Nie opierajcie się na pseudo-faktach z pudelków bo to świadczy tylko o tym że nie macie własnego zdania :)
Pozdrawiam.
dobra, bez syntezatorów, ale nie masz pewności czy nie poprawili jej głosu przed wypuszczeniem tego do sieci.
mało która jest słitasna? a cały Circus? ja odnosze wrażenie, że jest to kolejny album w stylu BOMT czy OIDA tylko, że śpiewa go starsza o 10 lat kobieta.
Ja osobiście uwielbiam je obie! A mandaryna jest fuj! niech spada na drzewo
Mam wszystkie płyty Brit i Xtiny, ale zdecydowanie wolę Christine. Tylko ostatnio strasznie się spasła.. Gruba jest, nie mam pojęcia co sie jej stało - może sie zalamala
Aha i jeszcze jedno. kryśka wcale się dobrze nie ubiera, zawsze zaliczy jakies wpadki... ale i tak ją kocham!
czy tylko mi sie tak wydaje czy oceniamy artyste na podstawie muzyki, a nie tego jak wygląda i jak się ubiera? właśnie przez coś takiego (min. bo do tego dochodzi jeszcze kiepska promocja) ostatni krążek Aguilery nie odniósł sukcesu.
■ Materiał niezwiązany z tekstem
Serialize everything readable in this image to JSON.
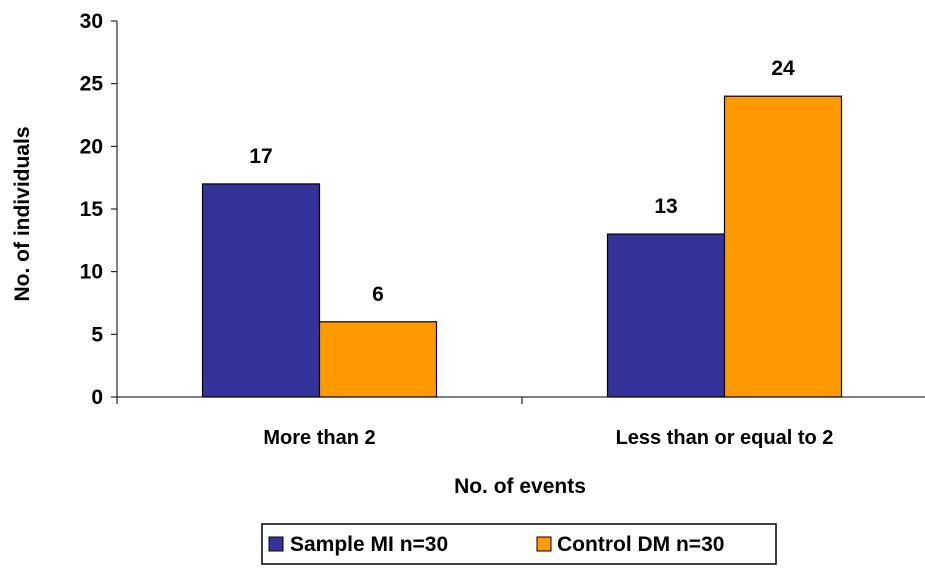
{
  "chart_data": {
    "type": "bar",
    "title": "",
    "xlabel": "No. of events",
    "ylabel": "No. of individuals",
    "categories": [
      "More than 2",
      "Less than or equal to 2"
    ],
    "series": [
      {
        "name": "Sample MI n=30",
        "values": [
          17,
          13
        ],
        "color": "#333399"
      },
      {
        "name": "Control DM n=30",
        "values": [
          6,
          24
        ],
        "color": "#FF9900"
      }
    ],
    "ylim": [
      0,
      30
    ],
    "yticks": [
      0,
      5,
      10,
      15,
      20,
      25,
      30
    ],
    "grid": false,
    "legend_position": "bottom"
  }
}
Oczywiście, że Christina. Żadna z płyt Britney nie ma startu do Stripped, Back To Basics, Bionic, czy ostatniego soundtracku do Burlesque. Britney trzyma się na scenie bardzo długo, ale pod względem muzycznym rozwinęła się niewiele, w porównaniu do Krysi. Poza tym zaprzepaściła taki głos... oglądałam kiedyś na youtube jej występy z młodości i miała naprawdę czysty, silny głos. I zmarnowała to.
Mandaryna to dno, nie wiem czemu ona się tu znalazła.
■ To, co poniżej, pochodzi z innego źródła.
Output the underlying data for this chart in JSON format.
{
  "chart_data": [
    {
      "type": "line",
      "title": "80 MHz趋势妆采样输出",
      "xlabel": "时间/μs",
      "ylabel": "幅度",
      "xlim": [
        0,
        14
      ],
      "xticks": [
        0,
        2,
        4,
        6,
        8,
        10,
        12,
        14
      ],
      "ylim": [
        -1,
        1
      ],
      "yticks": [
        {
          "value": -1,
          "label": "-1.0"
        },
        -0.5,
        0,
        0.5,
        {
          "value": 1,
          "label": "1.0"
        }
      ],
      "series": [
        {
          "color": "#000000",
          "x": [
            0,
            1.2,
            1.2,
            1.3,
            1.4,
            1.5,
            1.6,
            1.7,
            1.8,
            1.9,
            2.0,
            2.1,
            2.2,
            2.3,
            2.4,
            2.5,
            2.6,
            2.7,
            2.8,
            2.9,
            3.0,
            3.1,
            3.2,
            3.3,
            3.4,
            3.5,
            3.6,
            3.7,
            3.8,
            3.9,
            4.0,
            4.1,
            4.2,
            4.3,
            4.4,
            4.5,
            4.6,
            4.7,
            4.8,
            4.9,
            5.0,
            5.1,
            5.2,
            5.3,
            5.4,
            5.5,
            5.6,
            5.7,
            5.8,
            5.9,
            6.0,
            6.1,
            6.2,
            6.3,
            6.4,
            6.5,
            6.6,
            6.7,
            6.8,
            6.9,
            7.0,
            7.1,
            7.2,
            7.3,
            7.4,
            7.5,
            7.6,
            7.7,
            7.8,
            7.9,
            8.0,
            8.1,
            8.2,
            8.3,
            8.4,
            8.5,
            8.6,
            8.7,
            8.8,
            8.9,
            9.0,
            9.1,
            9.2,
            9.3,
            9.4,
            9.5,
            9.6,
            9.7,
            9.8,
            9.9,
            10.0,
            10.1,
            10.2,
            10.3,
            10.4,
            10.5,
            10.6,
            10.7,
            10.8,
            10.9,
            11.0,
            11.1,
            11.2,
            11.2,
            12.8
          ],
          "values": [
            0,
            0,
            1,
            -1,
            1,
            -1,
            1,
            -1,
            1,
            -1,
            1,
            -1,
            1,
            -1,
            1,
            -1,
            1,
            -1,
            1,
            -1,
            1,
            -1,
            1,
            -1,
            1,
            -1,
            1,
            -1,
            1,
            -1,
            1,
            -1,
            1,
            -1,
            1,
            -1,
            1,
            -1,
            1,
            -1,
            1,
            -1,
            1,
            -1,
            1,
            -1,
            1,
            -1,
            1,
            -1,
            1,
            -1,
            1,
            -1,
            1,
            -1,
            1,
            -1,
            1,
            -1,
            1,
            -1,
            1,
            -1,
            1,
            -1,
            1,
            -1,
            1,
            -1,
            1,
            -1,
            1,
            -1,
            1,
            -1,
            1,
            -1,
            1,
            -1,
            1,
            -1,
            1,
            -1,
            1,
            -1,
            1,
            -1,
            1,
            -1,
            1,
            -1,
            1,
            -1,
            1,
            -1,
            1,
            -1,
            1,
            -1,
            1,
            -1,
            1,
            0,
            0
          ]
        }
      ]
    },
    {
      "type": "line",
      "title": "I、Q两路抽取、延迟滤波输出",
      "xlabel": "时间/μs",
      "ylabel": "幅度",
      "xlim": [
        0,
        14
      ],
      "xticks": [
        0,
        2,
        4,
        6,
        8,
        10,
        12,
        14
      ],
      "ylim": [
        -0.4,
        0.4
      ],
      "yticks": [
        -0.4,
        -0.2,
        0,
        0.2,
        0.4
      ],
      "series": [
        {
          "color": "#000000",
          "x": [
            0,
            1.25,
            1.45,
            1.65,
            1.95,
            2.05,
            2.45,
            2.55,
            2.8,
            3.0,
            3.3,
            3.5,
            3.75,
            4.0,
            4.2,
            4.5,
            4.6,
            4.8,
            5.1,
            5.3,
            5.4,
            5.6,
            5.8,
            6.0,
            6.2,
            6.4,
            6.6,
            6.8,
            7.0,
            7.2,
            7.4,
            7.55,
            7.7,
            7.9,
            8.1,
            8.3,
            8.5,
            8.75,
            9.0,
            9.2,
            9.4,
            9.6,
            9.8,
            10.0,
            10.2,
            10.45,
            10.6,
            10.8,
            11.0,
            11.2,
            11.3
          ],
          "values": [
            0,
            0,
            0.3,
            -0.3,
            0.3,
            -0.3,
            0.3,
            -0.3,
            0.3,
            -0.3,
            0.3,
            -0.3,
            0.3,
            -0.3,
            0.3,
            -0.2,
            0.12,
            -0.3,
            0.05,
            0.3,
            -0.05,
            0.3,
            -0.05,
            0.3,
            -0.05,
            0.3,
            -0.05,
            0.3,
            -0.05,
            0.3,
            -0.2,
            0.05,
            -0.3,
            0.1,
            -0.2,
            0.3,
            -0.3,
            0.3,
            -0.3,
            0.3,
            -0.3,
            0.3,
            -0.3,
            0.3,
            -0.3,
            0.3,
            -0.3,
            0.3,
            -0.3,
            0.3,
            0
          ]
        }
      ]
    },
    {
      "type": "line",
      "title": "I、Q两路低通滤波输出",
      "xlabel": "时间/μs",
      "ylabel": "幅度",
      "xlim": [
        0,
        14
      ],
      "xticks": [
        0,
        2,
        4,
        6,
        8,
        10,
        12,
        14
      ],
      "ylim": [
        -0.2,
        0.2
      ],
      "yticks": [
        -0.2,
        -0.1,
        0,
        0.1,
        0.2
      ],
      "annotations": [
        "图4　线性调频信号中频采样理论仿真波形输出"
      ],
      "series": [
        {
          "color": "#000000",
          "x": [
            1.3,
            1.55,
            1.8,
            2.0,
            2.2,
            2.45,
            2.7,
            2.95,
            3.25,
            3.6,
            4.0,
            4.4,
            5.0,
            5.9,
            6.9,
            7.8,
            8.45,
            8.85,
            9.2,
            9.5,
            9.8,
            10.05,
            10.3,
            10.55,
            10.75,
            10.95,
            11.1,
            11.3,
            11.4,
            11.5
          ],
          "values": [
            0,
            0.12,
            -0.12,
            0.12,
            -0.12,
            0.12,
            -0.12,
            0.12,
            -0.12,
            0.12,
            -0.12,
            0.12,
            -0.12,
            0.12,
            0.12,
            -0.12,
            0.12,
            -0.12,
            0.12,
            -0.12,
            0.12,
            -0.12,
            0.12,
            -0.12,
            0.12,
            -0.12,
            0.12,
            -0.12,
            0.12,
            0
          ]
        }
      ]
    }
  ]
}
Mandaryna to dno, bla bla. Rany, Sopot Festival był prawie 6 lat temu. Robi świetne jak na polskie standardy teledyski, na żywo też spiewa już całkiem ok, mimo że gatunek muzyki z jakim jest związana tego NIE WYMAGA. Tak więc skonczcie z ta zawiscia i dajcie dziewczynie spokoj. Za jej twórczością nie przepadam.
Britney uwielbiam, ale na żywo śpiewa dosyć przeciętnie.
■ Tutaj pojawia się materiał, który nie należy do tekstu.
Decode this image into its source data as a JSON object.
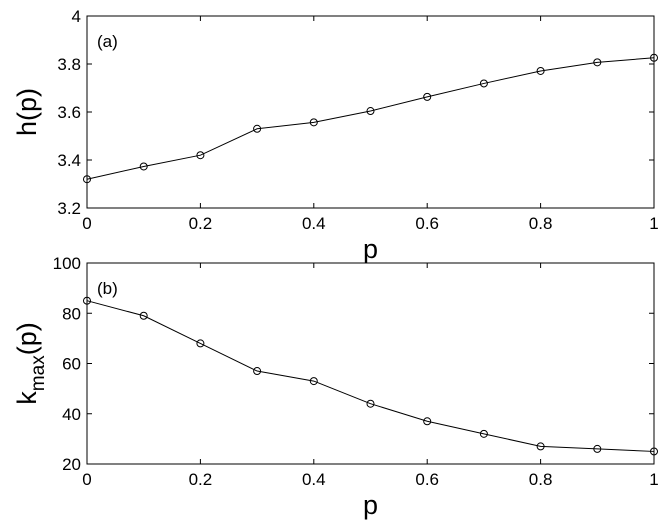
{
  "chart_data": [
    {
      "type": "line",
      "panel_tag": "(a)",
      "xlabel": "p",
      "ylabel": "h(p)",
      "xlim": [
        0,
        1
      ],
      "ylim": [
        3.2,
        4
      ],
      "xticks": [
        0,
        0.2,
        0.4,
        0.6,
        0.8,
        1
      ],
      "xtick_labels": [
        "0",
        "0.2",
        "0.4",
        "0.6",
        "0.8",
        "1"
      ],
      "yticks": [
        3.2,
        3.4,
        3.6,
        3.8,
        4
      ],
      "ytick_labels": [
        "3.2",
        "3.4",
        "3.6",
        "3.8",
        "4"
      ],
      "x": [
        0,
        0.1,
        0.2,
        0.3,
        0.4,
        0.5,
        0.6,
        0.7,
        0.8,
        0.9,
        1
      ],
      "y": [
        3.32,
        3.373,
        3.42,
        3.53,
        3.557,
        3.604,
        3.663,
        3.719,
        3.771,
        3.807,
        3.826
      ],
      "marker": "circle",
      "grid": false
    },
    {
      "type": "line",
      "panel_tag": "(b)",
      "xlabel": "p",
      "ylabel": "k",
      "ylabel_sub": "max",
      "ylabel_suffix": "(p)",
      "xlim": [
        0,
        1
      ],
      "ylim": [
        20,
        100
      ],
      "xticks": [
        0,
        0.2,
        0.4,
        0.6,
        0.8,
        1
      ],
      "xtick_labels": [
        "0",
        "0.2",
        "0.4",
        "0.6",
        "0.8",
        "1"
      ],
      "yticks": [
        20,
        40,
        60,
        80,
        100
      ],
      "ytick_labels": [
        "20",
        "40",
        "60",
        "80",
        "100"
      ],
      "x": [
        0,
        0.1,
        0.2,
        0.3,
        0.4,
        0.5,
        0.6,
        0.7,
        0.8,
        0.9,
        1
      ],
      "y": [
        85,
        79,
        68,
        57,
        53,
        44,
        37,
        32,
        27,
        26,
        25
      ],
      "marker": "circle",
      "grid": false
    }
  ]
}
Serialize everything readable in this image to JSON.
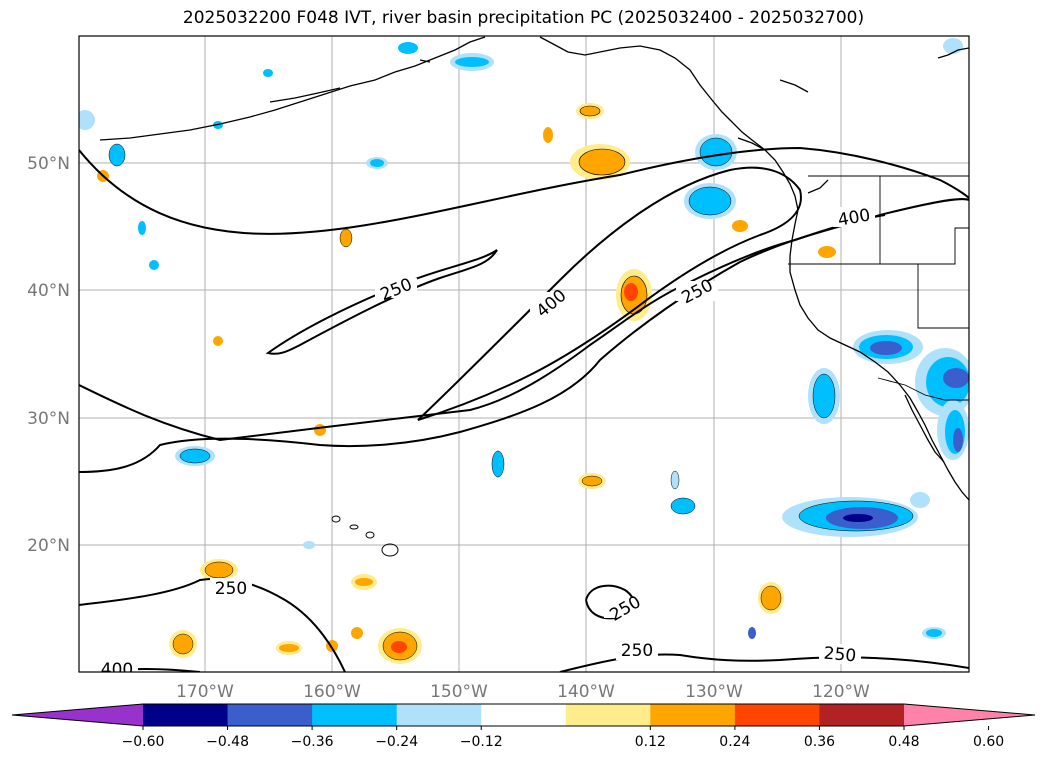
{
  "title": "2025032200 F048 IVT, river basin precipitation PC (2025032400 - 2025032700)",
  "lat_labels": [
    "50°N",
    "40°N",
    "30°N",
    "20°N"
  ],
  "lon_labels": [
    "170°W",
    "160°W",
    "150°W",
    "140°W",
    "130°W",
    "120°W"
  ],
  "contour_levels": [
    "250",
    "400"
  ],
  "colorbar": {
    "ticks": [
      "−0.60",
      "−0.48",
      "−0.36",
      "−0.24",
      "−0.12",
      "0.12",
      "0.24",
      "0.36",
      "0.48",
      "0.60"
    ],
    "colors": [
      "#9932cc",
      "#00008b",
      "#3a5fcd",
      "#00bfff",
      "#afe2fa",
      "#ffffff",
      "#ffec8b",
      "#ffa500",
      "#ff4500",
      "#b22222",
      "#ff82ab"
    ]
  }
}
Christina - świetny głos, kilka tylko fajnych piosenek ale głos.. boski ;)
Zawiścią? Niczego nie zazdroszczę Mandarynie, która nie umie śpiewać, nigdy nie umiała i umieć nie będzie. Pomijając już mało wymagający rodzaj muzyki, to repertuar ma beznadziejny. Niby czemu prezydent Wrocławia nie zgodził się na jej występ na Sylwestra? Jedyną wokalistką, której zazdroszczę głosu jest Xtina.
mandaryna to jest jedna wielka kupa ale britneyka i christina to piękne kobiety i wspaniałe piosenkarki i nie porównujmy zgniłych mandaryn do prawdziwych soczystych pomarańczy
w ogóle nie rozumiem dlaczego wymieniona została mandaryna bo to przecież jakieś gówno co ona śpiewa....
Również nie rozumiem jakie miejsce tu zajmuje Mandaryna. Oczywiście Christina, za głos i tu nie chodzi o samą tonację, ale o siłę jaką ma w głosie, ile z niego potrafi wydobyć. Britney kiedyś tworzyła dobre piosenki, była moją idolką z dzieciństwa. Niestety obecna muzyka nie dorasta do pięt jej poprzednim piosenkom, a tym bardziej piosenkom i głosowi Aguilery.